Mathaus y Rego estallaron en risas, mientras Lenst guardaba un hosco
silencio.
— Bueno, cómo iba diciendo —continuó Mathaus una vez se calmaron—,
trabajaba de guardia en una subasta en la Costa Verde. Todo iba bien, sin
problemas, hasta que de repente sucedió.
— ¿El
qué sucedió? —preguntó Rego siguiéndole la corriente.
— Nos atacó una banda de criminales, uno de esos grupos de esclavos
fugados que de tanto en tanto aparecen para liberar a sus compatriotas. No
sabían gran cosa de armas, pero… ¡iban completamente desnudos! —exclamó,
abriendo los ojos como platos y haciendo aspaviento con las manos, lo que provocó
las carcajadas de Rego y Mathaus—. Jamás lo había pasado tan mal peleando. No
sabía dónde mirar, en serio. Debía tener una cara de tonto…
— Yo también vi una vez a un hombre poner una cara con la que me estuve
riendo días seguidos —dijo Rego.
— ¿Cuándo?
— En una noche de fiesta, cuando iba con mis amigos en dirección a una
taberna. Pasamos por un callejón oscuro y nos asaltó un ladrón armado con un
cuchillo. No había dicho ni dos palabras cuando Ahrlen sacó su espada y en tres
rápidos movimientos le desarmó; tendríais que haber visto la cara que puso.
— ¿Ahrlen?
— ¡No, el ladrón! Se quedó quieto, con cara de idiota, y mirando la mano
en la que hacía unos instantes tenía la daga, como preguntándose a donde había
ido su arma. ¡Ni siquiera había visto lo que había pasado!
Tanto Born como Mathaus rieron mientras se imaginaban la escena.
— Parece un gran tipo ese tal Ahrlen; me gustaría conocerle. ¿Dijiste que
era de la Tierra de las Espadas, no Rego? —preguntó Mathaus.
— Si, así es.
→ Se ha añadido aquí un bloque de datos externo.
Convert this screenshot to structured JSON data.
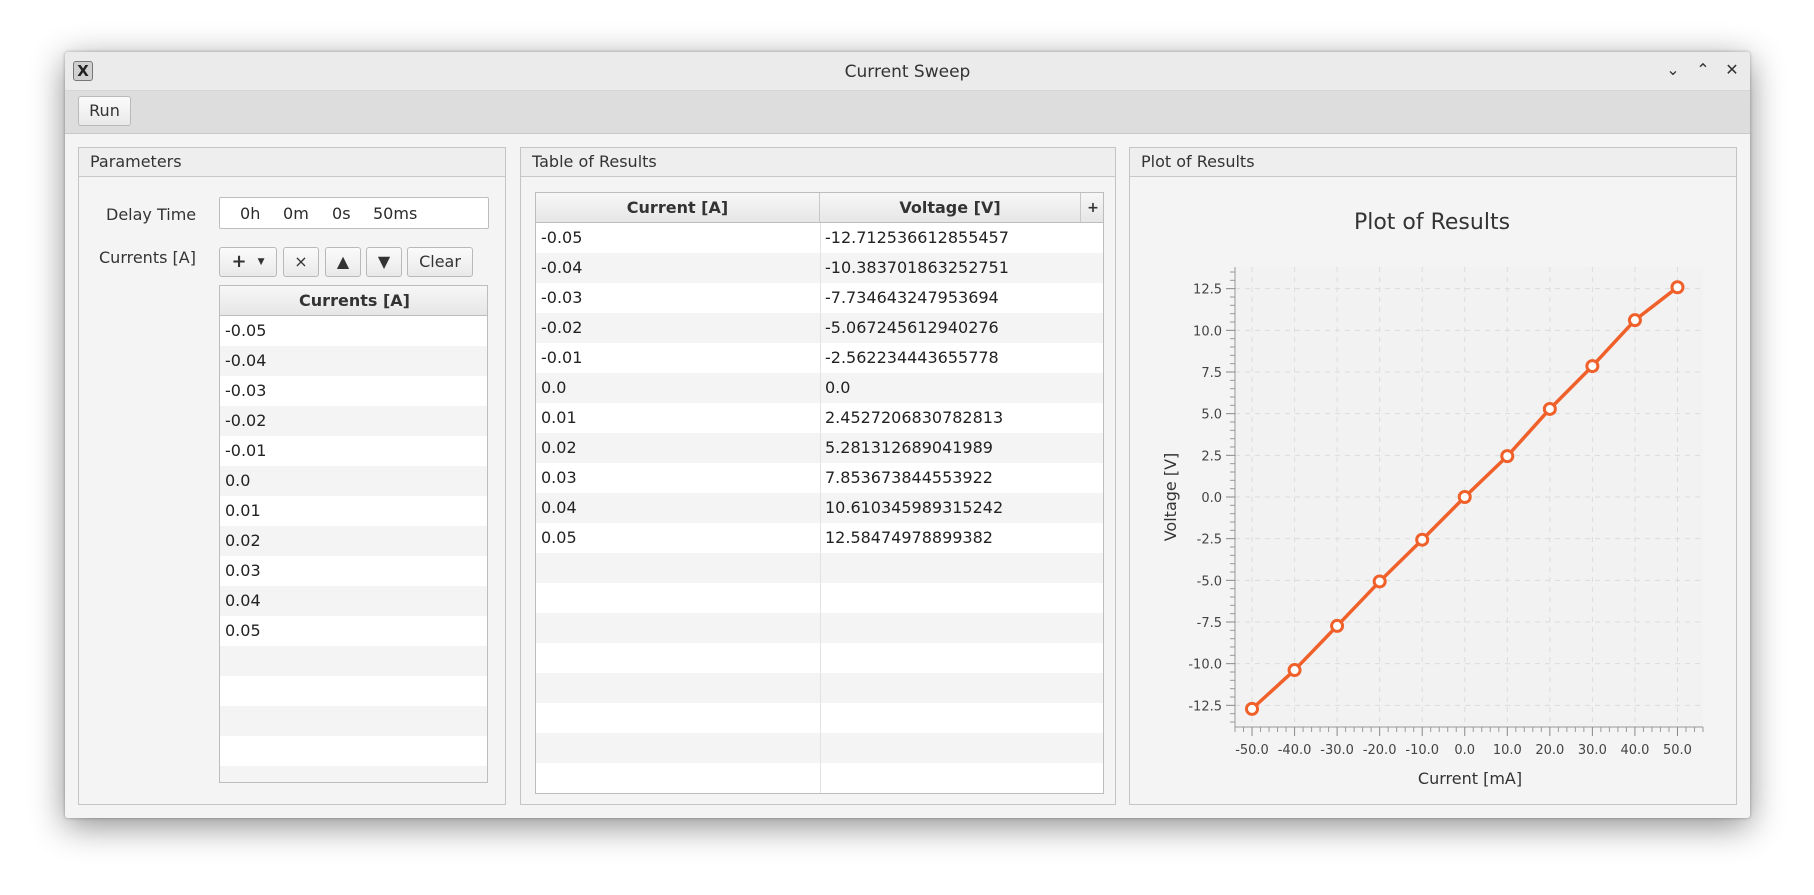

Un orgulloso guerrero de la Tierra de las Espadas, un buen
compañero en las fiestas y uno de mis mejores amigos. Ese es Ahrlen.
Born rebuscó en su mochila y sacó su vieja petaca de aguardiente de la
que ya había bebido al menos en un par de ocasiones hoy. La alzó sonriendo y
dijo:
— ¡Brindo
por Ahrlen, un valiente compatriota!
Pero no pudo hacer el brindis. De un manotazo Lenst arrojó la petaca al
suelo, donde el oscuro líquido se derramó como agua sobre la hierba. Born la
contempló durante unos instantes, aturdido.
— Se acabó la bebida —ordenó Lenst en un tono seco y cortante, furioso
pero sin alzar la voz—. No estamos de fiesta, Born, estamos trabajando,
¿entiendes? Nos han pagado para proteger esta caravana y eso es lo que vamos a
hacer. Si los jinetes de Jötum nos atacan quiero tenerte sobrio y no tan
borracho que no puedas ni tenerte en pie.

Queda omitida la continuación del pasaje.